I met a dude once who made a fairly comfortable living just watching people’s houses and taking care of their pets while they were out of town. I mean, you could basically be homeless and make this work for you if you can get a decent client base. Not only are you making money just sitting around other people’s houses, you’re saving money by leeching off of them at the same time. The dude who manages to combine this with getting paid for jerking it should probably be our next President.
This really only works if you live in a state with a deposit law – in some states, you can get 10 cents per can you bring to the recycling center – and while it may seem a little desperate, you can make some real money if you’re willing to annihilate your pride and stroll the beaches and parks of America like a hobo in search of some of that aluminum gold, a giant garbage bag slung over your back and a willingness to dig through trash in your heart. Yes, people will pity and fear you in equal measures, but isn’t that what being an American in the year of our Lord 2015 is all about?
This is also pretty much the last bastion of the desperate, but just in case you get turned down at the spank bank because you’re not a 6’2” blonde Nordic Superman, you can always turn to your “friendly” neighborhood pawn shop. Sure, you’ll probably only get a fraction of what your stuff is worth, and you’ll be left, well, stuff-less as a result, but when it comes down to it, you’ve gotta ask yourself, are you really willing to starve to death for that old Dave Matthews CD and that copy of Kangaroo Jack on DVD that you never returned to Netflix back in 2004? Make the right choice, friends.
Look, this is getting increasingly desperate, but I don’t want to hide the hard truths from you guys. These are the sorts of things you have to think about when shit gets real and you’re on the verge of sleeping in your car. The good news is that medical studies pay pretty well. The bad news is that they pay as well as they do only because they will probably do things to your body previously only seen in Hellraiser. But chances are you’ll be fine, and will only grow a small tail and start ejaculating blood instead of getting Ebola AIDS. I say go for it.

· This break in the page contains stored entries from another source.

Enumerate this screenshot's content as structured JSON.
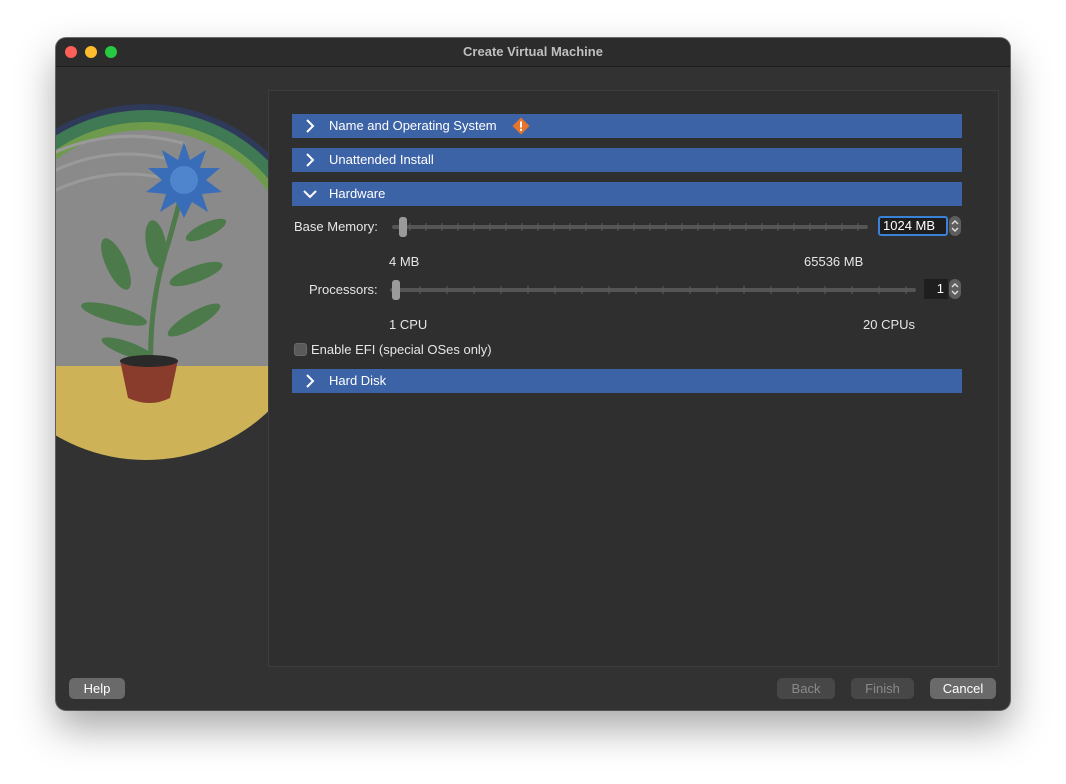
{
  "window": {
    "title": "Create Virtual Machine"
  },
  "sections": {
    "name_os": {
      "label": "Name and Operating System",
      "expanded": false,
      "warning_icon": "warning-icon"
    },
    "unattended": {
      "label": "Unattended Install",
      "expanded": false
    },
    "hardware": {
      "label": "Hardware",
      "expanded": true
    },
    "hard_disk": {
      "label": "Hard Disk",
      "expanded": false
    }
  },
  "hardware": {
    "memory": {
      "label": "Base Memory:",
      "value": "1024 MB",
      "min_label": "4 MB",
      "max_label": "65536 MB",
      "level_fraction": 0.016
    },
    "processors": {
      "label": "Processors:",
      "value": "1",
      "min_label": "1 CPU",
      "max_label": "20 CPUs",
      "level_fraction": 0.0
    },
    "efi": {
      "label": "Enable EFI (special OSes only)",
      "checked": false
    }
  },
  "buttons": {
    "help": "Help",
    "back": "Back",
    "finish": "Finish",
    "cancel": "Cancel"
  },
  "colors": {
    "section_header": "#3c63a6",
    "warning": "#e8742c",
    "focus_ring": "#3a82d8",
    "window_bg": "#323232"
  }
}
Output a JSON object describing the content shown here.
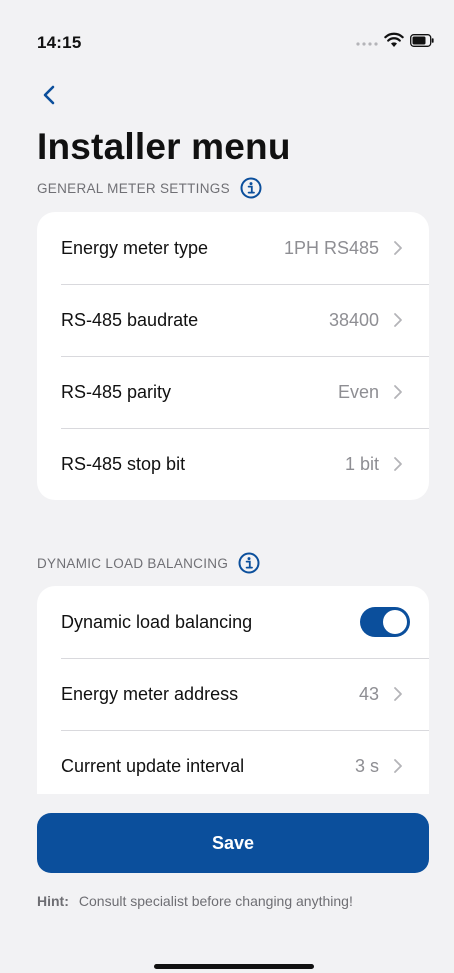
{
  "status_bar": {
    "time": "14:15",
    "icons": [
      "signal-dots-icon",
      "wifi-icon",
      "battery-icon"
    ]
  },
  "navigation": {
    "back_icon": "chevron-left-icon",
    "title": "Installer menu"
  },
  "general_meter_settings": {
    "header": "GENERAL METER SETTINGS",
    "info_icon": "info-circle-icon",
    "rows": [
      {
        "label": "Energy meter type",
        "value": "1PH RS485"
      },
      {
        "label": "RS-485 baudrate",
        "value": "38400"
      },
      {
        "label": "RS-485 parity",
        "value": "Even"
      },
      {
        "label": "RS-485 stop bit",
        "value": "1 bit"
      }
    ]
  },
  "dynamic_load_balancing": {
    "header": "DYNAMIC LOAD BALANCING",
    "info_icon": "info-circle-icon",
    "toggle_row": {
      "label": "Dynamic load balancing",
      "enabled": true
    },
    "rows": [
      {
        "label": "Energy meter address",
        "value": "43"
      },
      {
        "label": "Current update interval",
        "value": "3 s"
      }
    ]
  },
  "save_button": {
    "label": "Save"
  },
  "hint": {
    "label": "Hint:",
    "text": "Consult specialist before changing anything!"
  },
  "colors": {
    "accent": "#0b4f9c",
    "background": "#f2f2f4",
    "card": "#ffffff",
    "secondary_text": "#8e8e93"
  }
}
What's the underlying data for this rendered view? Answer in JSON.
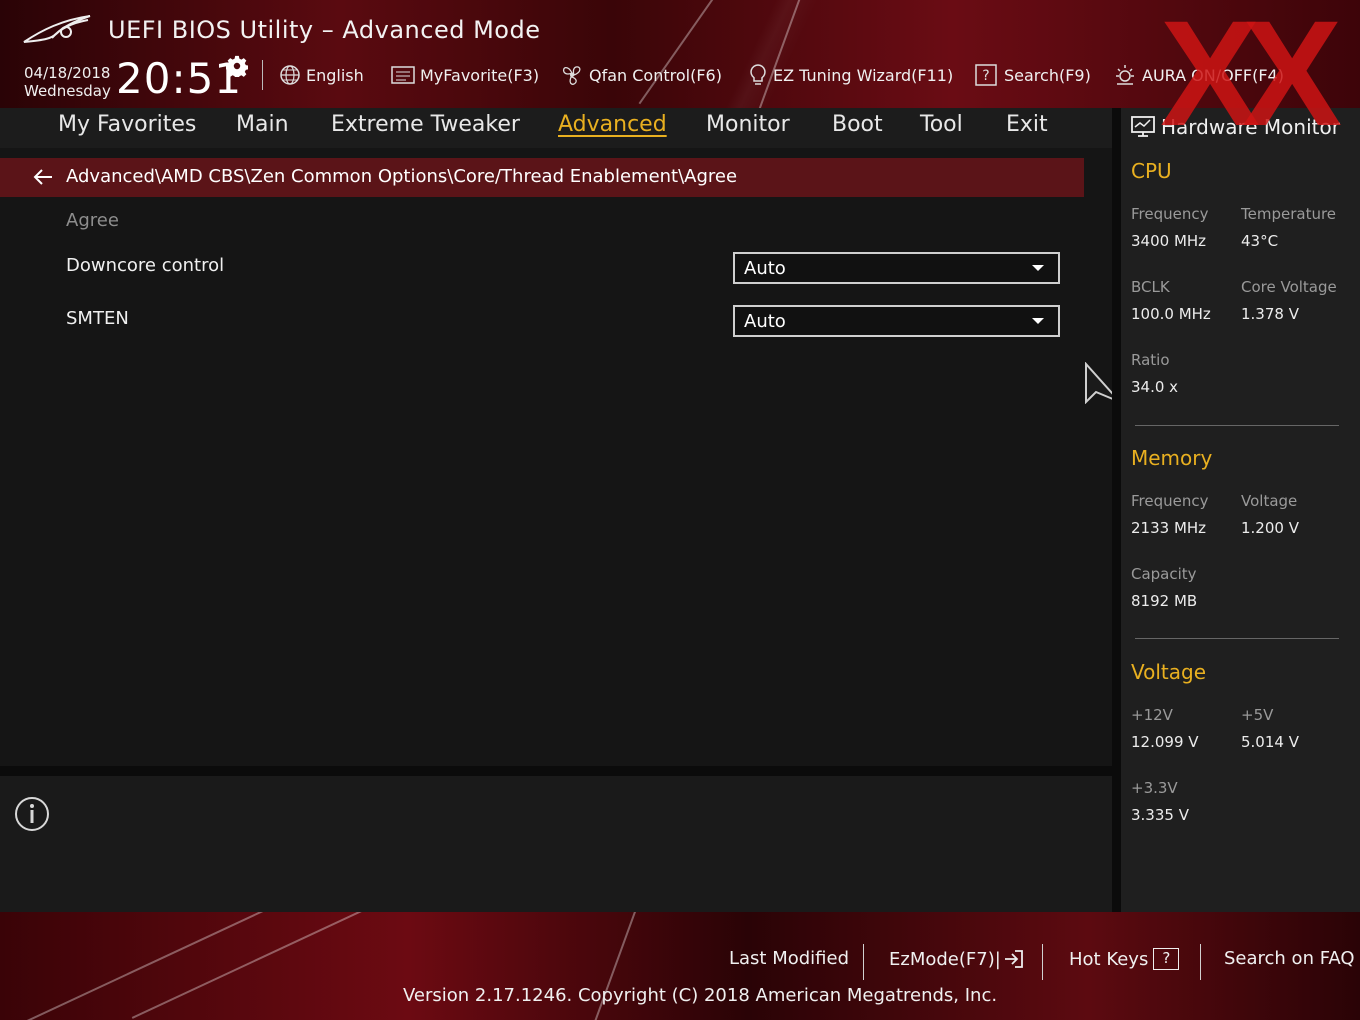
{
  "header": {
    "title": "UEFI BIOS Utility – Advanced Mode",
    "date": "04/18/2018",
    "day": "Wednesday",
    "time": "20:51",
    "toolbar": [
      {
        "label": "English",
        "icon": "globe-icon"
      },
      {
        "label": "MyFavorite(F3)",
        "icon": "favorite-list-icon"
      },
      {
        "label": "Qfan Control(F6)",
        "icon": "fan-icon"
      },
      {
        "label": "EZ Tuning Wizard(F11)",
        "icon": "bulb-icon"
      },
      {
        "label": "Search(F9)",
        "icon": "help-box-icon"
      },
      {
        "label": "AURA ON/OFF(F4)",
        "icon": "aura-icon"
      }
    ],
    "watermark": "XX"
  },
  "nav": {
    "tabs": [
      "My Favorites",
      "Main",
      "Extreme Tweaker",
      "Advanced",
      "Monitor",
      "Boot",
      "Tool",
      "Exit"
    ],
    "active": "Advanced"
  },
  "main": {
    "breadcrumb": "Advanced\\AMD CBS\\Zen Common Options\\Core/Thread Enablement\\Agree",
    "subheading": "Agree",
    "settings": [
      {
        "label": "Downcore control",
        "value": "Auto"
      },
      {
        "label": "SMTEN",
        "value": "Auto"
      }
    ]
  },
  "hw_monitor": {
    "title": "Hardware Monitor",
    "cpu": {
      "heading": "CPU",
      "freq_label": "Frequency",
      "freq": "3400 MHz",
      "temp_label": "Temperature",
      "temp": "43°C",
      "bclk_label": "BCLK",
      "bclk": "100.0 MHz",
      "vcore_label": "Core Voltage",
      "vcore": "1.378 V",
      "ratio_label": "Ratio",
      "ratio": "34.0 x"
    },
    "memory": {
      "heading": "Memory",
      "freq_label": "Frequency",
      "freq": "2133 MHz",
      "volt_label": "Voltage",
      "volt": "1.200 V",
      "cap_label": "Capacity",
      "cap": "8192 MB"
    },
    "voltage": {
      "heading": "Voltage",
      "v12_label": "+12V",
      "v12": "12.099 V",
      "v5_label": "+5V",
      "v5": "5.014 V",
      "v33_label": "+3.3V",
      "v33": "3.335 V"
    }
  },
  "footer": {
    "last_modified": "Last Modified",
    "ezmode": "EzMode(F7)|",
    "hotkeys": "Hot Keys",
    "hotkeys_key": "?",
    "faq": "Search on FAQ",
    "version": "Version 2.17.1246. Copyright (C) 2018 American Megatrends, Inc."
  },
  "colors": {
    "accent": "#e9b020",
    "breadcrumb_bg": "#5b1418",
    "header_red": "#6a0c14"
  }
}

I’m being 100% real here. In this day and age it’s easy as hell to get someone to pay you to rent your orifices for an hour. I know what you’re saying… “Bro, I’m not a hot girl, I’m just an ordinary dude. Who would pay to have sex with me? I can’t even get laid for free.” Well, after apologizing for insulting our entire audience, I’d tell you that yes, bro, there is someone out there for everyone.
Call it modern romance, call it the downfall of Western civilization, but have you checked out Craigslist lately? There are fetishes for everything and for every body type. Too nerdy? That’s okay. Advertise yourself as a Silicon Valley cosplayer. Someone will be into that shit. Fat and hairy? Come on, that’s too easy. Boom, you are now a bear. Congratulations.
Really, it all comes down to what you’re willing to do. Sure, you might have to get pissed on and your friends and family might find out about it, but these are strange and terrible times, and a man’s gotta do what a man’s gotta do. Even if that means fucking a giant sized Plushie My Little Pony while some degenerate sits in the corner and watches while he plays with his own little pony. Thanks a lot, Obama.